Figure 730

Comparative sensitivity of four diagnostic imaging techniques for acute pyelonephritis. Renal cortical scintigraphy using 99mTc-dimethyl succinic acid (DMSA) or 99mTc-gluconoheptonate (GH) is very sensitive for diagnosing acute pyelonephritis. It entails very little irradiation as compared with conventional radiography using contrast medium. Some nephrologists consider 99mTc-DMSA cortical scintigraphy as the first-line diagnostic imaging method for renal infection in children. It is interesting to compare its sensitivity with that of more conventional imaging methods. (From Meyrier and Guibert [5]; with permission.)

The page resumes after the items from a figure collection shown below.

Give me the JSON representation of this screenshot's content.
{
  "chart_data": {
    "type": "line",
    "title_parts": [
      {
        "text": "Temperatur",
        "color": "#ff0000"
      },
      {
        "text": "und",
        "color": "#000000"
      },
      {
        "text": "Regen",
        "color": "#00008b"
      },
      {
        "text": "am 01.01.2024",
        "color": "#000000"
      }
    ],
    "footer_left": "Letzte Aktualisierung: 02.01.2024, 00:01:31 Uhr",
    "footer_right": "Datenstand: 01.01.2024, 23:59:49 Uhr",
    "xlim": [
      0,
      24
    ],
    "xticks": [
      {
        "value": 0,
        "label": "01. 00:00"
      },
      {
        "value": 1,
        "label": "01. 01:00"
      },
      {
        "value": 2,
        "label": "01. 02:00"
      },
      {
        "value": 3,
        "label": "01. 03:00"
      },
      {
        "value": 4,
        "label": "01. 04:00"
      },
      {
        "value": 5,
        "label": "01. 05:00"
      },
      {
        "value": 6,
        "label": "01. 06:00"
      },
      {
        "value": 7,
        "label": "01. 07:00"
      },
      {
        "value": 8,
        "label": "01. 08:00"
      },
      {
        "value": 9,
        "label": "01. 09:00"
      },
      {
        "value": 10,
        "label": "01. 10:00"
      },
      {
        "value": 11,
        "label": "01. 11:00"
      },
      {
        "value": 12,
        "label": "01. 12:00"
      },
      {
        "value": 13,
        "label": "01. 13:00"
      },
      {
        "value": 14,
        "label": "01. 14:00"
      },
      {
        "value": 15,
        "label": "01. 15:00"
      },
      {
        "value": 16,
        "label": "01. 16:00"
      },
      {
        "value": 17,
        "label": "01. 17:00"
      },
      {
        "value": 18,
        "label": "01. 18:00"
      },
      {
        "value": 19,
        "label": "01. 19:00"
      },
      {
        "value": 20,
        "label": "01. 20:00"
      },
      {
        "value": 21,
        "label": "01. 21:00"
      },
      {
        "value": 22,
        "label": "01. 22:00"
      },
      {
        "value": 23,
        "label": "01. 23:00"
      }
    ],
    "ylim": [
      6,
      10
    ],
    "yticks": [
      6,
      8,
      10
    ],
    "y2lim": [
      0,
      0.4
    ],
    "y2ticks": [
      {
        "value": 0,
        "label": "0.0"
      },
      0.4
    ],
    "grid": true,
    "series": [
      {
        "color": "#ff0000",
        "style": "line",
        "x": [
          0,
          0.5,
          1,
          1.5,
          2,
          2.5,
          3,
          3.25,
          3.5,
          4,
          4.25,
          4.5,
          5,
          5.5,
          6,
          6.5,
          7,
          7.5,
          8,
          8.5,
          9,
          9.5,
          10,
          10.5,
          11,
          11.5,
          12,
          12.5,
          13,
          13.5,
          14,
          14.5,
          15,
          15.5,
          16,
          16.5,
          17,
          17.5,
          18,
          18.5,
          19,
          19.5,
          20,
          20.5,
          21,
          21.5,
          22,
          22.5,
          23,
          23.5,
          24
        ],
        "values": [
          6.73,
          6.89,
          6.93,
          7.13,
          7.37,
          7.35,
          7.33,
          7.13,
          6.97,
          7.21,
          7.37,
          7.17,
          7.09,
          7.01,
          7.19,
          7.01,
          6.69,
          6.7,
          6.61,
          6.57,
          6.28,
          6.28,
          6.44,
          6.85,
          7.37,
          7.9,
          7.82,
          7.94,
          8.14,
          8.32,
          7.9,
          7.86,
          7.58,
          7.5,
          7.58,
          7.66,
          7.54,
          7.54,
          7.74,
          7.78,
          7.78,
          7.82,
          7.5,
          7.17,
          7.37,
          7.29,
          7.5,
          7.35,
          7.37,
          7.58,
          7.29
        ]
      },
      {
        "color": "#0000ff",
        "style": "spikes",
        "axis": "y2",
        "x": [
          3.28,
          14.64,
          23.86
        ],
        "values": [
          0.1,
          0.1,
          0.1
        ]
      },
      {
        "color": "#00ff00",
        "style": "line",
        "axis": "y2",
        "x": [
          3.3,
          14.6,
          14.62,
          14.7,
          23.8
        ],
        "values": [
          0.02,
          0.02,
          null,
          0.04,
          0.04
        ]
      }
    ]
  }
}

FIGURE 7-31 (see Color Plate)

99mTc-DMSA cortical imaging of simple pyelonephritis in a female. The clinical signs implicated the right kidney. (Contrary to conventional radiology, the right kidney appears on the right of the image.) The false colors indicate cortical renal blood supply from red (normal) to blue (ischemia). The right kidney is obviously involved with pyelonephritis, especially its poles. However, contrary to the results of computed tomography, which indicated right-sided pyelonephritis only, a focus of infection also occupies the lower pole of the right kidney. This picture illustrates the greater sensitivity of renal scintigraphy for diagnosing renal infection. It also indicates that clinically unilateral acute pyelonephritis can, in fact, be bilateral.